Is it the case that his staff are terrified of telling him the truth, telling him how to add up, because they don't want to be fired, because they fear his volcanic temper? Or is it the case that they do tell him, but he is so utterly convinced of his own -superior- intelligence that he just ignores them, as he ignores -and then insults Drs Fauci and Birx? Kushner might be intellectually ill-equipped for his ghostling of the Presidency -I believe he is now co-ordinating and directing the re-election campaign- but then when you read the tweets of Junior and Skittles, you reach the conclusion there is a circle of dimwits in the White House who can't actually see what the rest of the world is seeing.
The key point is this: he doesn't care. And more worryingly, the men who can do someting -McConnell, Barr -don't care either. They seem to me have boxed themselves into an ideological vice in which you are either with the President and the USA, or against them. All those years in Congress and the Department of Justice, and they can't see the incompetence in front of them? You have to wonder if the Republicans looking defeat in the face have decided to go down with the ship rather than save it.

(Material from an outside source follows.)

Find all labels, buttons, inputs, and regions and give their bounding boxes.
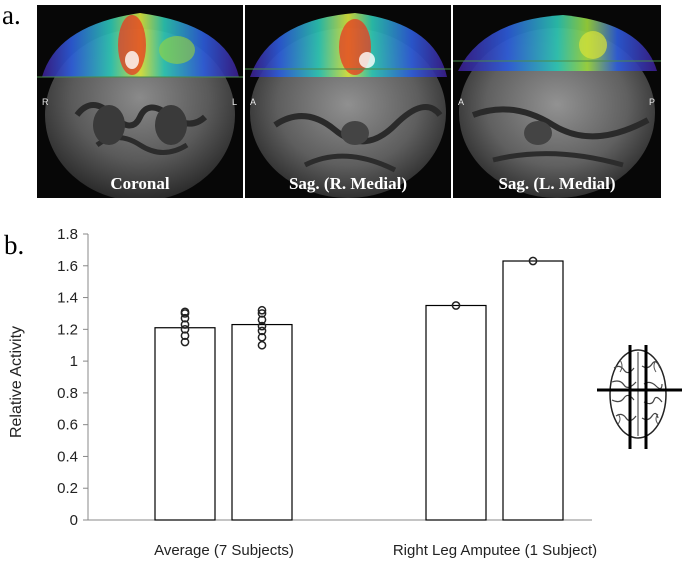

Covid 19 has become too difficult for the most egocentric leaders to handle, because they are are not used to delegating, or to collegiate decision making based on non-political, in this case medical, advice. They have been revealed to be too timid, or indifferent to the stark reality of the virus, to make the very tough decisions that are supposed to be emblems of the tough-guy persona they project: your President, Boris Johnson, Jair Bolosonaro, Benjamin Netanyahu.
The myth of the strong leader, exposed by the kind of public health crisis that ought to show them at their finest -and a fascinatng study by Archie Brown. Note that for Brown
"...Truman is something of a hero. In contrast to self-styled "strong" leaders, seeking to achieve their aims through dominance and diktat, Truman was an instinctively collegiate president, delegating significant authority to his colleagues – especially his two secretaries of state, George Marshall and Dean Acheson. As Brown writes: "It was characteristic of Truman's style that the most outstanding foreign policy achievement of his presidency is known as the Marshall Plan, not the Truman Plan."